Querido amigo:
¡Cuántas veces hemos escuchado “poner los pies en la tierra”! La sabiduría oriental cuenta que los órganos de nuestro cuerpo encuentran su reflejo en las plantas de los pies. Cuando caminamos, inmersos en nuestros quehaceres diarios, no reparamos en las plantas de nuestros pies.
Hoy, podemos plantearnos un breve experimento. Por un rato, despejemos la mente; concentrémonos lo más posible en nuestros pasos. Plantemos cada pie en el suelo con lentitud otoñal, con la suavidad de las hojas caducas al despedirse del árbol, experimentando el peso de nuestro cuerpo gravitando de un pie a otro, despegando cada pie con idéntica quietud, en silencio, como si acecháramos… No olvidemos acompasar nuestros pulmones a nuestros pasos.

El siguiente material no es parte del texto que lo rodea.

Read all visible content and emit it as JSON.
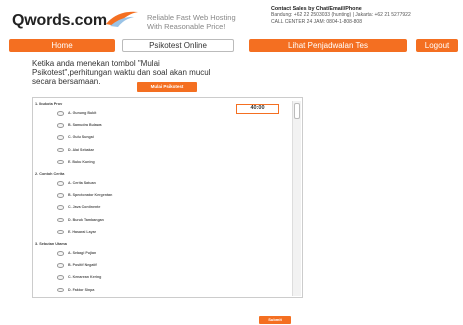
{
  "header": {
    "logo_text": "Qwords.com",
    "tagline_line1": "Reliable Fast Web Hosting",
    "tagline_line2": "With Reasonable Price!",
    "contact_title": "Contact Sales by Chat/Email/Phone",
    "contact_bandung": "Bandung: +62 22 2503033 (hunting) | Jakarta: +62 21 5277922",
    "contact_callcenter": "CALL CENTER 24 JAM: 0804-1-808-808"
  },
  "nav": {
    "items": [
      {
        "label": "Home"
      },
      {
        "label": "Psikotest Online"
      },
      {
        "label": "Lihat Penjadwalan Tes"
      },
      {
        "label": "Logout"
      }
    ]
  },
  "instruction": {
    "line1": "Ketika anda menekan tombol \"Mulai",
    "line2": "Psikotest\",perhitungan  waktu dan soal akan mucul",
    "line3": "secara bersamaan."
  },
  "start_button": {
    "label": "Mulai Psikotest"
  },
  "timer": {
    "value": "40:00"
  },
  "questions": [
    {
      "text": "1. Ibukota Prov",
      "options": [
        "A. Gunung Bukit",
        "B. Samudra Bulawa",
        "C. Gulu Sungai",
        "D. Alai Sebakar",
        "E. Buku Kuning"
      ]
    },
    {
      "text": "2. Contoh Cerita",
      "options": [
        "A. Cerita Satuan",
        "B. Spectonator Kergentan",
        "C. Java Continente",
        "D. Buruk Tambangan",
        "E. Hasarai Layar"
      ]
    },
    {
      "text": "3. Sebutan Utama",
      "options": [
        "A. Sebagi Pujian",
        "B. Positif Negatif",
        "C. Kenarean Kering",
        "D. Faktor Sinpa",
        "E. Martnaro Singa"
      ]
    }
  ],
  "submit_button": {
    "label": "Submit"
  },
  "colors": {
    "accent": "#f46f21"
  }
}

Descubriremos un paraíso de sensaciones. Toda vibración que corra por el piso, voces, un murmullo de viento, otros pasos, etc… ondas mecánicas que nos estremecen, que nos recuerdan la consciencia de vivir, vivir sintiendo, vivir resonando. Convertimos en orejas nuestros pies. Si entornamos los párpados, convertimos en ojos los pies: luces fugaces que no son sino haces gravitatorios que nos atraen al firme. Vibraciones de siete mil millones de seres que estremecen los mantos estratigráficos para confluir en el núcleo terrestre.
El experimento cobra mayor intensidad si tratamos de mantener uno de los pies en equilibrio, convirtiéndonos en un pulso latente a merced del aire ingrávido, como si voláramos. Todo juego de equilibrio que nos atrevamos a realizar intensificará la experiencia.